Anikó NÉMETH – Miklós PÁLFY

Anikó NÉMETH – Miklós PÁLFY, Le cycle arthurien et le préraphaélisme... > 127

 

L’idéal chevaleresque comme incitation à la révolte

Sans adjectif épithète et introduit par l’article défini, le mot « renaissance » nous évoque en premier lieu la réapparition de certains sujets antiques et un renouveau de la pensée sous l’inspiration de l’Antiquité. Mais que penser de la réapparition des sujets médiévaux, que penser d’une renaissance post-romantique ? Qu’est-ce qui a motivé ces artistes, les préraphaélites, et pourquoi, à s’inspirer des légendes arthuriennes ? Il nous est d’autant plus difficile de répondre à ces questions que, lecteurs et spectateurs de ce début de siècle, nous nous sentons un peu déroutés parmi une multitude de renaissances nostalgiques représentées le plus souvent par des romans et des films d’évasion de faible qualité.

Les renaissances antiques ont toujours la même raison : un besoin impérieux de « restaurer » les valeurs classiques, donc stables et fiables dans un monde ressenti comme bouleversé et corrompu. Par contre, la renaissance des sujets médiévaux reste toujours mystérieuse.

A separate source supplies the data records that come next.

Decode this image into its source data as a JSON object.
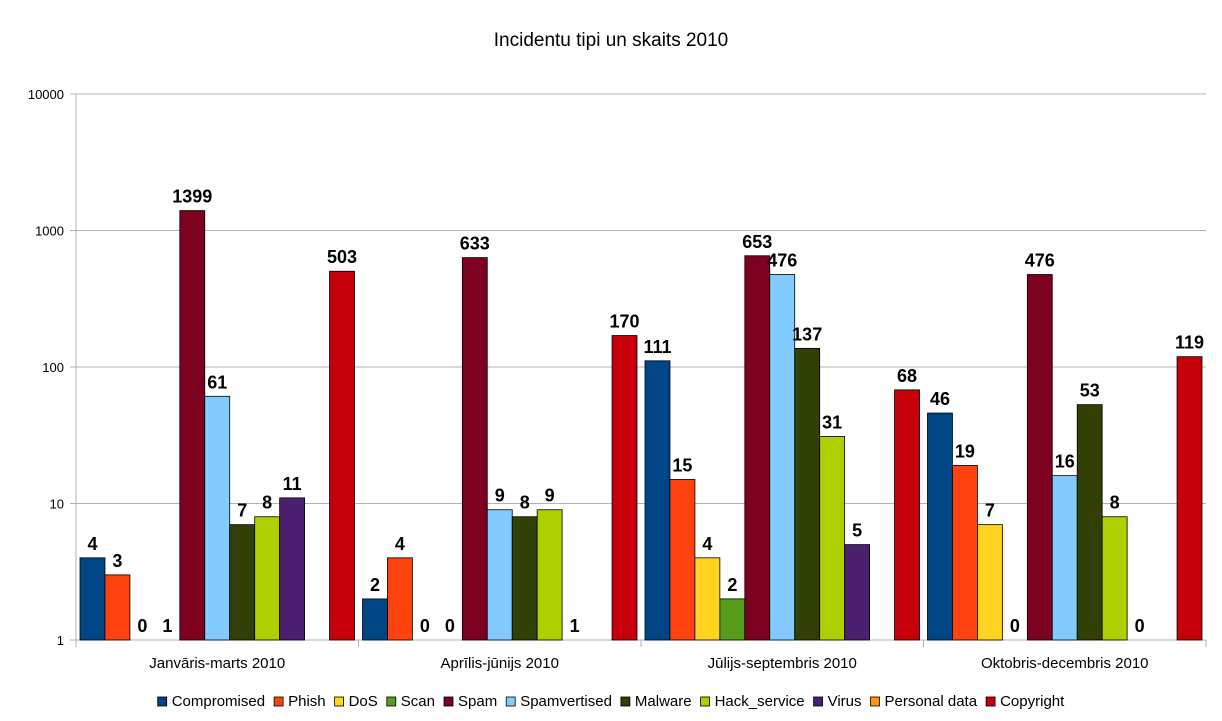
{
  "chart_data": {
    "type": "bar",
    "title": "Incidentu tipi un skaits 2010",
    "y_scale": "log",
    "ylim": [
      1,
      10000
    ],
    "y_ticks": [
      1,
      10,
      100,
      1000,
      10000
    ],
    "y_tick_labels": [
      "1",
      "10",
      "100",
      "1000",
      "10000"
    ],
    "grid": true,
    "legend_position": "bottom",
    "categories": [
      "Janvāris-marts 2010",
      "Aprīlis-jūnijs 2010",
      "Jūlijs-septembris 2010",
      "Oktobris-decembris 2010"
    ],
    "series": [
      {
        "name": "Compromised",
        "color": "#004586",
        "values": [
          4,
          2,
          111,
          46
        ]
      },
      {
        "name": "Phish",
        "color": "#ff420e",
        "values": [
          3,
          4,
          15,
          19
        ]
      },
      {
        "name": "DoS",
        "color": "#ffd320",
        "values": [
          0,
          0,
          4,
          7
        ]
      },
      {
        "name": "Scan",
        "color": "#579d1c",
        "values": [
          1,
          0,
          2,
          0
        ]
      },
      {
        "name": "Spam",
        "color": "#7e0021",
        "values": [
          1399,
          633,
          653,
          476
        ]
      },
      {
        "name": "Spamvertised",
        "color": "#83caff",
        "values": [
          61,
          9,
          476,
          16
        ]
      },
      {
        "name": "Malware",
        "color": "#314004",
        "values": [
          7,
          8,
          137,
          53
        ]
      },
      {
        "name": "Hack_service",
        "color": "#aecf00",
        "values": [
          8,
          9,
          31,
          8
        ]
      },
      {
        "name": "Virus",
        "color": "#4b1f6f",
        "values": [
          11,
          1,
          5,
          0
        ]
      },
      {
        "name": "Personal data",
        "color": "#ff950e",
        "values": [
          null,
          null,
          null,
          null
        ]
      },
      {
        "name": "Copyright",
        "color": "#c5000b",
        "values": [
          503,
          170,
          68,
          119
        ]
      }
    ],
    "data_labels": [
      [
        "4",
        "3",
        "0",
        "1",
        "1399",
        "61",
        "7",
        "8",
        "11",
        "",
        "503"
      ],
      [
        "2",
        "4",
        "0",
        "0",
        "633",
        "9",
        "8",
        "9",
        "1",
        "",
        "170"
      ],
      [
        "111",
        "15",
        "4",
        "2",
        "653",
        "476",
        "137",
        "31",
        "5",
        "",
        "68"
      ],
      [
        "46",
        "19",
        "7",
        "0",
        "476",
        "16",
        "53",
        "8",
        "0",
        "",
        "119"
      ]
    ]
  }
}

Dans la pensée des préraphaélites ainsi que dans leur activité artistique, ce n’est pas une simple irruption de l’irréalité ou de l’irrationalité dans la vie de tous les jours, mais, à l’aide des anciennes légendes britanniques et bretonnes, l’artiste et son public participent à une aventure d’inspiration esthétique dont le but est d’« instaurer » le pouvoir de la beauté dans la société, dans le monde du travail et dans les rapports humains. Il s’agit donc d’une révolte pieuse contre les fausses valeurs de l’ère victorienne, contre une forme de vie mensongère et morne.

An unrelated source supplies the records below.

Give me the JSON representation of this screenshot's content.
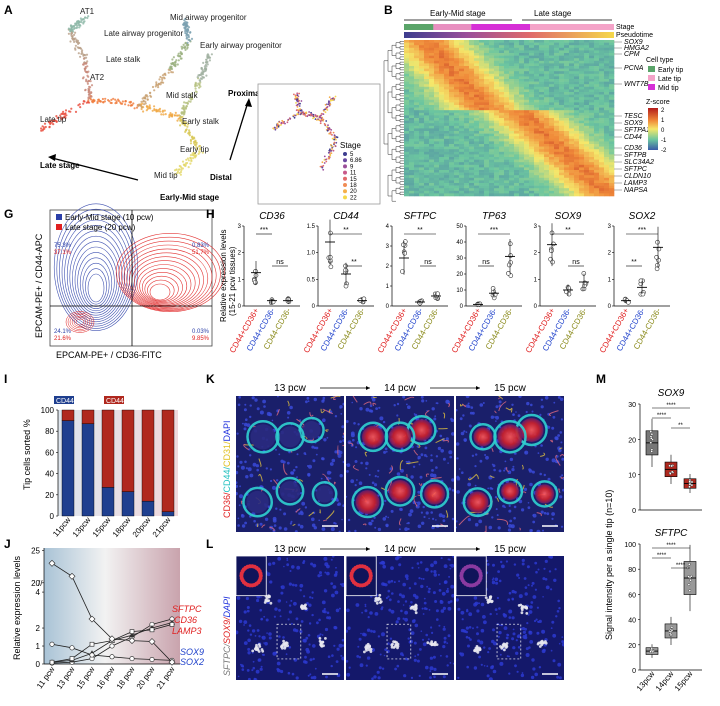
{
  "panels": {
    "A": {
      "letter": "A",
      "labels": [
        "AT1",
        "Late airway progenitor",
        "Mid airway progenitor",
        "Early airway progenitor",
        "AT2",
        "Late stalk",
        "Mid stalk",
        "Early stalk",
        "Late tip",
        "Early tip",
        "Mid tip"
      ],
      "arrow_labels": [
        "Late stage",
        "Early-Mid stage",
        "Proximal",
        "Distal"
      ],
      "inset": {
        "legend_title": "Stage",
        "values": [
          "5",
          "6.86",
          "9",
          "11",
          "15",
          "18",
          "20",
          "22"
        ],
        "colors": [
          "#3d3d8f",
          "#6a4aa0",
          "#9a4f9a",
          "#c85a8a",
          "#e06a6a",
          "#f08c55",
          "#f5b04a",
          "#f5d84a"
        ]
      }
    },
    "B": {
      "letter": "B",
      "stage_labels": [
        "Early-Mid stage",
        "Late stage"
      ],
      "bar_labels": [
        "Stage",
        "Pseudotime"
      ],
      "genes_top": [
        "SOX9",
        "HMGA2",
        "CPM",
        "PCNA",
        "WNT7B"
      ],
      "genes_bottom": [
        "TESC",
        "SOX9",
        "SFTPA1",
        "CD44",
        "CD36",
        "SFTPB",
        "SLC34A2",
        "SFTPC",
        "CLDN10",
        "LAMP3",
        "NAPSA"
      ],
      "legend": {
        "title": "Cell type",
        "items": [
          {
            "label": "Early tip",
            "color": "#5aa469"
          },
          {
            "label": "Late tip",
            "color": "#f4a3c8"
          },
          {
            "label": "Mid tip",
            "color": "#d62fd6"
          }
        ]
      },
      "zscore": {
        "title": "Z-score",
        "ticks": [
          "2",
          "1",
          "0",
          "-1",
          "-2"
        ]
      }
    },
    "G": {
      "letter": "G",
      "legend": [
        {
          "label": "Early-Mid stage (10 pcw)",
          "color": "#2b3fa8"
        },
        {
          "label": "Late stage (20 pcw)",
          "color": "#e02020"
        }
      ],
      "ylabel": "EPCAM-PE+ / CD44-APC",
      "xlabel": "EPCAM-PE+ / CD36-FITC",
      "quadrants": [
        {
          "blue": "75.3%",
          "red": "37.1%"
        },
        {
          "blue": "0.83%",
          "red": "51.7%"
        },
        {
          "blue": "24.1%",
          "red": "21.6%"
        },
        {
          "blue": "0.03%",
          "red": "9.85%"
        }
      ]
    },
    "H": {
      "letter": "H",
      "ylabel_lines": [
        "Relative expression levels",
        "(15-21 pcw tissues)"
      ],
      "groups": [
        "CD44+CD36+",
        "CD44+CD36-",
        "CD44-CD36-"
      ],
      "group_colors": [
        "#e02020",
        "#2244cc",
        "#8a8a1a"
      ],
      "charts": [
        {
          "gene": "CD36",
          "ticks": [
            "0",
            "1",
            "2",
            "3"
          ],
          "means": [
            1.25,
            0.2,
            0.2
          ],
          "sig": [
            {
              "text": "***",
              "between": [
                0,
                1
              ],
              "level": 1
            },
            {
              "text": "ns",
              "between": [
                1,
                2
              ],
              "level": 0
            }
          ]
        },
        {
          "gene": "CD44",
          "ticks": [
            "0",
            "0.5",
            "1.0",
            "1.5"
          ],
          "means": [
            1.2,
            0.6,
            0.1
          ],
          "sig": [
            {
              "text": "**",
              "between": [
                0,
                2
              ],
              "level": 1
            },
            {
              "text": "**",
              "between": [
                1,
                2
              ],
              "level": 0
            }
          ]
        },
        {
          "gene": "SFTPC",
          "ticks": [
            "0",
            "1",
            "2",
            "3",
            "4"
          ],
          "means": [
            2.4,
            0.2,
            0.5
          ],
          "sig": [
            {
              "text": "**",
              "between": [
                0,
                2
              ],
              "level": 1
            },
            {
              "text": "ns",
              "between": [
                1,
                2
              ],
              "level": 0
            }
          ]
        },
        {
          "gene": "TP63",
          "ticks": [
            "0",
            "10",
            "20",
            "30",
            "40",
            "50"
          ],
          "means": [
            1,
            8,
            31
          ],
          "sig": [
            {
              "text": "***",
              "between": [
                0,
                2
              ],
              "level": 1
            },
            {
              "text": "ns",
              "between": [
                0,
                1
              ],
              "level": 0
            }
          ]
        },
        {
          "gene": "SOX9",
          "ticks": [
            "0",
            "1",
            "2",
            "3"
          ],
          "means": [
            2.3,
            0.6,
            0.9
          ],
          "sig": [
            {
              "text": "**",
              "between": [
                0,
                2
              ],
              "level": 1
            },
            {
              "text": "ns",
              "between": [
                1,
                2
              ],
              "level": 0
            }
          ]
        },
        {
          "gene": "SOX2",
          "ticks": [
            "0",
            "1",
            "2",
            "3"
          ],
          "means": [
            0.2,
            0.7,
            2.2
          ],
          "sig": [
            {
              "text": "***",
              "between": [
                0,
                2
              ],
              "level": 1
            },
            {
              "text": "**",
              "between": [
                0,
                1
              ],
              "level": 0
            }
          ]
        }
      ]
    },
    "I": {
      "letter": "I",
      "legend": [
        {
          "label": "CD44+CD36-",
          "color": "#1f3f8f"
        },
        {
          "label": "CD44+CD36+",
          "color": "#b0281e"
        }
      ],
      "ylabel": "Tip cells sorted %",
      "yticks": [
        "0",
        "20",
        "40",
        "60",
        "80",
        "100"
      ]
    },
    "J": {
      "letter": "J",
      "ylabel": "Relative expression levels",
      "yticks": [
        "0",
        "1",
        "2",
        "4",
        "20",
        "25"
      ],
      "genes_red": [
        "SFTPC",
        "CD36",
        "LAMP3"
      ],
      "genes_blue": [
        "SOX9",
        "SOX2"
      ]
    },
    "K": {
      "letter": "K",
      "timepoints": [
        "13 pcw",
        "14 pcw",
        "15 pcw"
      ],
      "stain_parts": [
        {
          "text": "CD36/",
          "color": "#e02020"
        },
        {
          "text": "CD44/",
          "color": "#22c0c0"
        },
        {
          "text": "CD31/",
          "color": "#e0c020"
        },
        {
          "text": "DAPI",
          "color": "#2233dd"
        }
      ]
    },
    "L": {
      "letter": "L",
      "timepoints": [
        "13 pcw",
        "14 pcw",
        "15 pcw"
      ],
      "stain_parts": [
        {
          "text": "SFTPC/",
          "color": "#777777"
        },
        {
          "text": "SOX9/",
          "color": "#e02020"
        },
        {
          "text": "DAPI",
          "color": "#2233dd"
        }
      ]
    },
    "M": {
      "letter": "M",
      "ylabel": "Signal intensity per a single tip (n=10)",
      "top": {
        "gene": "SOX9",
        "ticks": [
          "0",
          "10",
          "20",
          "30"
        ],
        "medians": [
          19,
          11.5,
          7.5
        ],
        "colors": [
          "#777777",
          "#b0281e",
          "#b0281e"
        ],
        "sig": [
          "****",
          "****",
          "**"
        ]
      },
      "bottom": {
        "gene": "SFTPC",
        "ticks": [
          "0",
          "20",
          "40",
          "60",
          "80",
          "100"
        ],
        "medians": [
          15,
          31,
          73
        ],
        "colors": [
          "#999999",
          "#999999",
          "#999999"
        ],
        "sig": [
          "****",
          "****",
          "****"
        ]
      },
      "xlabels": [
        "13pcw",
        "14pcw",
        "15pcw"
      ]
    }
  },
  "chart_data": [
    {
      "type": "bar",
      "title": "",
      "ylabel": "Tip cells sorted %",
      "categories": [
        "11pcw",
        "13pcw",
        "15pcw",
        "18pcw",
        "20pcw",
        "21pcw"
      ],
      "series": [
        {
          "name": "CD44+CD36-",
          "values": [
            90,
            87,
            27,
            23,
            14,
            4
          ]
        },
        {
          "name": "CD44+CD36+",
          "values": [
            10,
            13,
            73,
            77,
            86,
            96
          ]
        }
      ],
      "ylim": [
        0,
        100
      ]
    },
    {
      "type": "line",
      "ylabel": "Relative expression levels",
      "categories": [
        "11 pcw",
        "13 pcw",
        "15 pcw",
        "16 pcw",
        "18 pcw",
        "20 pcw",
        "21 pcw"
      ],
      "series": [
        {
          "name": "SFTPC",
          "values": [
            0.05,
            0.1,
            0.3,
            1.0,
            1.5,
            2.2,
            2.5
          ]
        },
        {
          "name": "CD36",
          "values": [
            0.1,
            0.2,
            0.6,
            1.3,
            1.6,
            2.0,
            2.3
          ]
        },
        {
          "name": "LAMP3",
          "values": [
            0.1,
            0.3,
            1.1,
            1.3,
            1.8,
            1.9,
            2.2
          ]
        },
        {
          "name": "SOX9",
          "values": [
            1.1,
            0.9,
            0.5,
            0.4,
            0.3,
            0.25,
            0.2
          ]
        },
        {
          "name": "SOX2",
          "values": [
            23,
            21,
            2.5,
            1.4,
            1.3,
            1.25,
            0.1
          ]
        }
      ]
    }
  ]
}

Ce qui donne de l’importance aux préraphaélites, précurseurs de l’Art nouveau, c’est que leur mouvement a exercé et exerce toujours une influence non seulement sur la culture anglo-saxonne, mais aussi sur toute la culture européenne, y compris les réadaptations spectaculaires, assistées par ordinateur, de vieilles productions de cape et d’épée – une nostalgie irrésistible de l’aventure et de l’envoûtement.

Chose curieuse : le romantisme français ne porte que très peu d’intérêt aux idéaux du Moyen Âge. La seule exception, c’est Victor Hugo qui choisit un cadre médiéval pour son roman Notre-Dame de Paris (1832). Par contre, le romantisme anglais ne cesse d’évoquer l’esprit du Moyen Âge à travers les siècles. Déjà, l’Ossian de Macpherson (1760) et les ballades recueillies par Th. Percy (1765) satisfont aux mêmes besoins intellectuels. Wordsworth écrit un poème sur Galaad (1798). Le grand poète de l’ère victorienne, Tennyson, rassemble tous les épisodes importants du cycle arthurien dans ses Idylles du roi (entre 1859 et 1885), recueil dont les motifs principaux se retrouvent dans la Défense de Guenièvre, poème de son contemporain, le préraphaélite W. Morris (1858).

Pourtant, il y a une grande différence entre le ton didactique des Idylles du roi et le monde qui se reflète dans la Défense de Guenièvre

où la reine devient le symbole de la révolte artistique des préraphaélites contre le puritanisme victorien ; et la question se pose tout de suite de savoir quel était le rôle que pouvaient jouer les légendes arthuriennes dans cette révolte à la fois esthétique et humaniste, révolte qui a fait de la beauté un principe moral.